Let us be clear: Most people of responsibility - it would be unfair to use the absolute term 'all' and to say 'all people of responsibility'- on both sides of politics and on both sides of what we still regard as the industrial fence - labour and employers - recognise in their heart of hearts that an effective system of industrial operation cannot be attained without some form of sanctions.


Mr Clyde Cameron (HINDMARSH, SOUTH AUSTRALIA) - I do not accept that.


Mr HUGHES - If the honourable member for Hindmarsh says that he does not agree with that, it is rather strange that he did not say so a little more explicitly in his speech.


Mr Clyde Cameron (HINDMARSH, SOUTH AUSTRALIA) - I did noi have time.


Mr HUGHES - The honourable member says that he did not have time. He had a lot of time. In fact, I think he took 30 minutes of his allotted 45 minutes in dealing with section 5 of the Act which he has not even troubled to deal with by way of amendment. If that is not, if I may use a polite term, a little smokescreen, I do not know what is. I was going to say, before my honourable friend's friendly interruption, that most people with a responsible attitude - I am not suggesting that the honourable member for Hindmarsh has not a responsible attitude; he is fully entitled to his view - on either side of the industrial and political fences know and recognise in their heart of hearts that sanctions must be available if an effective system of conciliation and arbitration is to operate. I refer to sanctions at the end of the road - the end of the road that nobody wants to reach or should want to reach, but nevertheless the end of the road which is reached in the cut and thrust, as it sometimes is, of industrial life.
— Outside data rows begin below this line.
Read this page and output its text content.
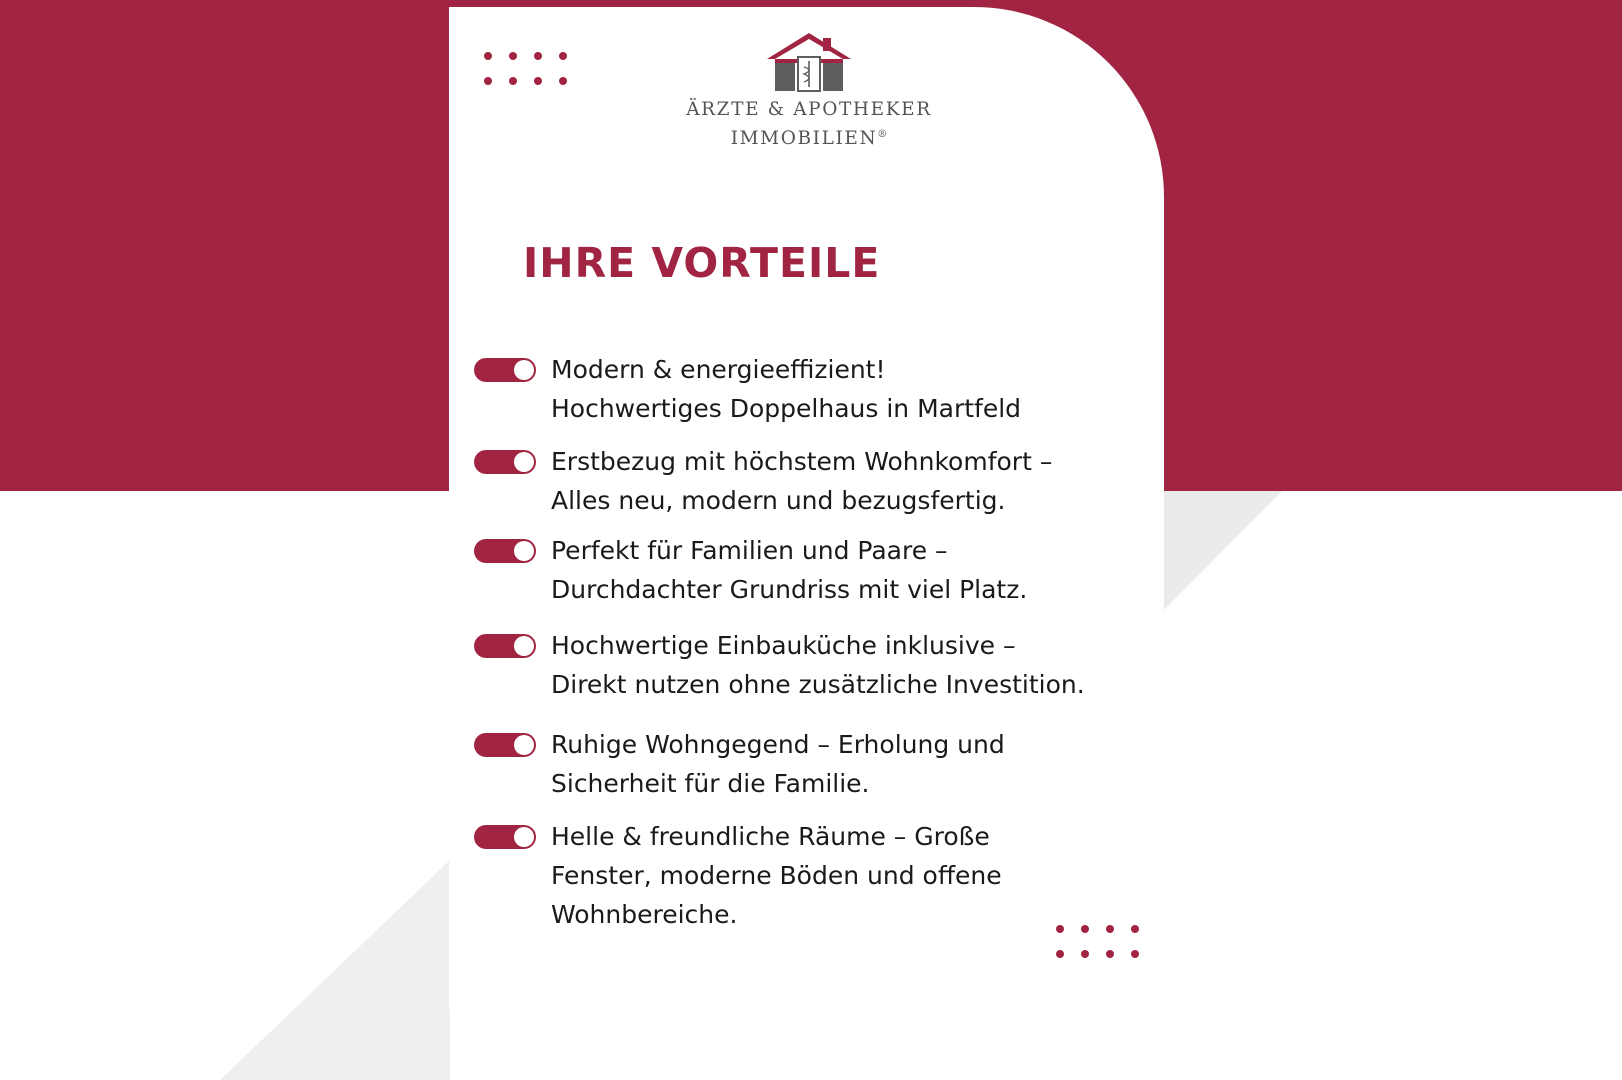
ÄRZTE & APOTHEKER
IMMOBILIEN®
IHRE VORTEILE

Modern & energieeffizient!
Hochwertiges Doppelhaus in Martfeld

Erstbezug mit höchstem Wohnkomfort –
Alles neu, modern und bezugsfertig.

Perfekt für Familien und Paare –
Durchdachter Grundriss mit viel Platz.

Hochwertige Einbauküche inklusive –
Direkt nutzen ohne zusätzliche Investition.

Ruhige Wohngegend – Erholung und
Sicherheit für die Familie.

Helle & freundliche Räume – Große
Fenster, moderne Böden und offene
Wohnbereiche.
The need for sanctions was recognised expressly by a great figure in the industrial world, Mr Albert Monk, in 1963. Mr Monk is a man whose views are entitled to the utmost respect. Because of his conduct and performance as President of the Austraiian Council of Trade Unions for so many years, he is entitled to our warmest and deepest respect. I remind the House that, as reported in the Melbourne 'Age' of 18th September 1963, Mr Monk said:

You cannot - and I have seen it tried in various parts of the world - try to bring about complete repeal of legislation by strike action.

Mr Monkwas talking about the repeal of the sanctions provisions. He went on to say, apparently at the same time because it is reported in the same newspaper article:

Try to bring about a complete revocation and you run into trouble.
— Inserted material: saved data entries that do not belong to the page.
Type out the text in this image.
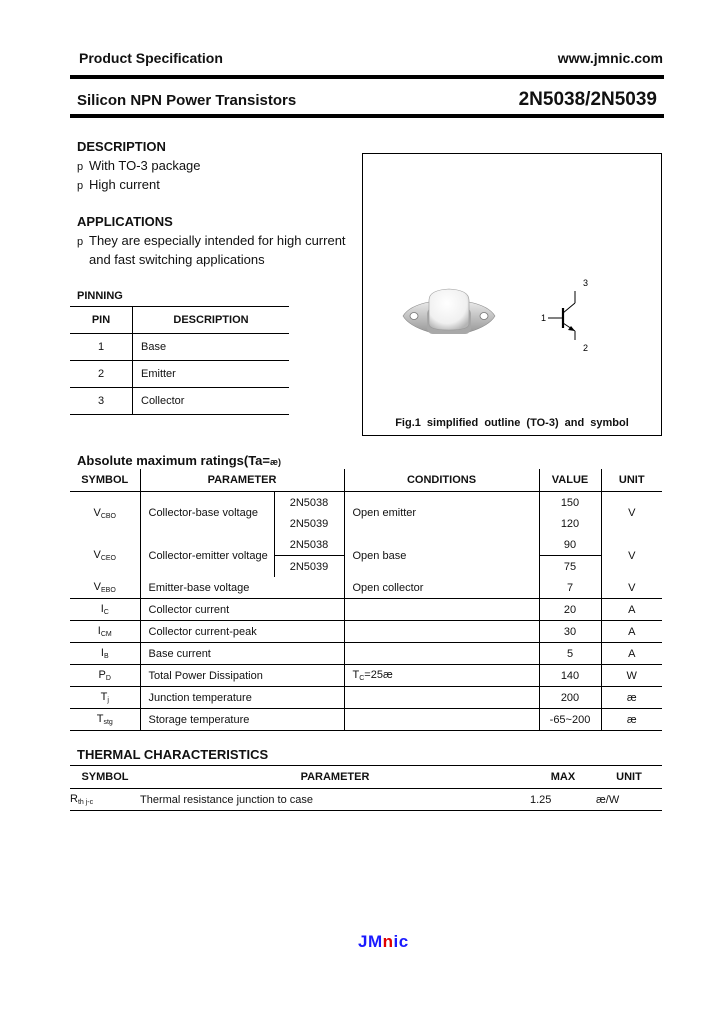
Product Specification	www.jmnic.com
Silicon NPN Power Transistors	2N5038/2N5039
DESCRIPTION
p With TO-3 package
p High current
APPLICATIONS
p They are especially intended for high current
and fast switching applications
PINNING
PIN	DESCRIPTION
1	Base
2	Emitter
3	Collector
3
1
2
Fig.1 simplified outline (TO-3) and symbol
Absolute maximum ratings(Ta=æ)
SYMBOL	PARAMETER		CONDITIONS	VALUE	UNIT
$V_{CBO}$	Collector-base voltage	2N5038	Open emitter	150	V
		2N5039		120	
$V_{CEO}$	Collector-emitter voltage	2N5038	Open base	90	V
		2N5039		75	
$V_{EBO}$	Emitter-base voltage		Open collector	7	V
$I_C$	Collector current			20	A
$I_{CM}$	Collector current-peak			30	A
$I_B$	Base current			5	A
$P_D$	Total Power Dissipation		$T_C=25æ$	140	W
$T_j$	Junction temperature			200	æ
$T_{stg}$	Storage temperature			-65~200	æ
THERMAL CHARACTERISTICS
SYMBOL	PARAMETER	MAX	UNIT
$R_{th j-c}$	Thermal resistance junction to case	1.25	æ/W
JMnic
The revocation about which Mr Monk was speaking was the revocation of the sanction provisions, or the penal clauses as they have sometimes been called, in the Conciliation and Arbitration Act. They are the views of a man who is entitled to the utmost respect having regard to his service to the trade union movement and to his vast experience.
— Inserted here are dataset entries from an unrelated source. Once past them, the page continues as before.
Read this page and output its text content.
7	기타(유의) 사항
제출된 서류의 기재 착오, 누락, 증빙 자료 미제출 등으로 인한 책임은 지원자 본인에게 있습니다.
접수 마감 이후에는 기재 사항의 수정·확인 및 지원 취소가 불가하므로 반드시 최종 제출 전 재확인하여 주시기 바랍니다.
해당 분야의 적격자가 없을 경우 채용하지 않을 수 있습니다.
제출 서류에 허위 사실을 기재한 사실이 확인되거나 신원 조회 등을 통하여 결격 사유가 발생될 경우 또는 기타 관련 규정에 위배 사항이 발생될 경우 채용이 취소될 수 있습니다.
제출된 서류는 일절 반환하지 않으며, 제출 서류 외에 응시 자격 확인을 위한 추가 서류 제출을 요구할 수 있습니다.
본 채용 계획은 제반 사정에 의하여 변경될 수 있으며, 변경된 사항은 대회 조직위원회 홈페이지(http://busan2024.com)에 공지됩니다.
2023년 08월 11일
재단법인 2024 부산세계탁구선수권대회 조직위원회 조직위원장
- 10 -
He is not the only person on the Labor side of politics or on the employees' side of industry who has similar views. Let us not forget that the contempt procedure for enforcing an award is to be found, I think, in its original form in the Conciliation and Arbitration Act of 1947, which was introduced by the Chifley Government. Under the 1947 Act, the penalty for contempt of court constituted by breach of injunction enjoining disobedience to an award was unlimited. The hour is late. We all want to go home. I think that I have spoken long enough - or probably too long. 1 therefore conclude by expressing my support for the Bill. I simply say this: lt is not of itself the millenium. It will be a most valuable measure if both sides - that is, employers and labour - recognise the worth of its provisions and try in a spirit of mutual cooperation, forebearance and tolerance to make it work.

Question put:

That the Bill be now read a second time.